Saturday, 8th May, 2010

x86_64 Assembler, Part 1

Oh god. Oh god. WHY IS rcx BEING SET TO 0?!

This was effectively an exercise in getting to grips with x86_64 and gdb. Both powerful, both requiring years of use to really “know”.

Either way, I had a dabble, tackling both problem 5 and problem 6 in assembler. This blog post will cover problem 5.

Original Problem 5 Here

A real challenge was that I’d never had used an assembler, or a linker, so I had to get those working along side getting my code to work. I chose to use the Linux system calls for getting output from my program, since I don’t actually know how those work deep down, but they’re there.

For my assembler, I settled for nasm, and for linking, I left that to GCC. I used nasm because it was what I first came across (with regards to tutorials) and it seemed to be the most likely to “just work” without additional complexity.

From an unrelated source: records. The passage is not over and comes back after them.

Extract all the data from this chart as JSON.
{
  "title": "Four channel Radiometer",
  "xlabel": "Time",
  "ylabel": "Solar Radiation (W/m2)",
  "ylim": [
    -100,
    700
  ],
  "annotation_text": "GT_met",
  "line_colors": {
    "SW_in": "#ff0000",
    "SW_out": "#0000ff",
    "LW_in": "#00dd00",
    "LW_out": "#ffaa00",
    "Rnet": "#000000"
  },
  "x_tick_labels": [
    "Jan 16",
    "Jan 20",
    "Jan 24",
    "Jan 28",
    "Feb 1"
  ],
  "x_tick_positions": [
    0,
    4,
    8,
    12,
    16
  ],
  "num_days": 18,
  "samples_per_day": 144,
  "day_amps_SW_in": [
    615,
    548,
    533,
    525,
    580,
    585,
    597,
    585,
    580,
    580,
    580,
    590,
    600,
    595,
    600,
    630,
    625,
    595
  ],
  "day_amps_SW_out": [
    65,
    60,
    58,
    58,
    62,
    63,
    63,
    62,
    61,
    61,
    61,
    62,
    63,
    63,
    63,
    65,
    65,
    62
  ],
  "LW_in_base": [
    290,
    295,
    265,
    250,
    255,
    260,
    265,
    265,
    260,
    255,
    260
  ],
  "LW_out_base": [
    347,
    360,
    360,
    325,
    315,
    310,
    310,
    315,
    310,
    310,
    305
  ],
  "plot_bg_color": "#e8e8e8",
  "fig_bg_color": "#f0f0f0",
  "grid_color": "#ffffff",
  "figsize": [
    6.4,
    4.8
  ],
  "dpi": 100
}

So in total, I had to work out:

  • x86_64 Assembler
  • nasm
  • GCC linking stuff
  • GDB
  • Use of Linux system calls at a low level

To get both problem 5 and 6 working correctly took well over 3 days of on/off hacking.

I first set about writing a Greatest Common Divisor algorithm, using subtraction as opposed to division, because I’ve always been told that division is slow. Also, it seemed easier to implement a subtraction based algorithm in asm than a division one.

gcd:
   ; calculate the GCD of RAX and RBX. Leave the result in RAX
   push rbx
	
gcd_st:
   ; Start of the GCD loop
   cmp rax, rbx
   je gcd_ret   ; If a = b, return (a)
   jl gcd_lt    ; elif a < b, return gcd(a-b, b),
   jg gcd_gt    ; elif a > b, return gcd(b-a, a).
	
gcd_ret:
   pop rbx ; Put rbx back where it was :-p
   ret
	
gcd_lt:
   sub rbx, rax ; b = b - a
   jmp gcd_st
	
gcd_gt:
   sub rax, rbx ; a = a - b
   jmp gcd_st

Oddly enough, to actually get that written down on paper was surprisingly easy! After that, I just needed to use it for a Lowest Common Divisor function:

lcm:
  ; Calculate the lcm of rax and rbx, leaving the result in rax.
  push rbx
  push rcx
  push rdx
  push rax
  mul rbx   ; a = a * b
  mov rcx, rax ; c = a * b
  pop rax ; a = a
  call gcd  ; a = gcd ( a, b )
  xchg rax, rcx ; swap a*b and gcd(a, b)
  div rcx   ; a = ( a * b ) / gcd ( a, b ) 
  pop rdx
  pop rcx
  pop rbx
  ret

Quite simple really… note the pushes an pop’s at the beginning and end respectively. I wanted to save the state of the registers before entering the procedure. After that, it is a simple implementation of (a*b) / gcd(a,b).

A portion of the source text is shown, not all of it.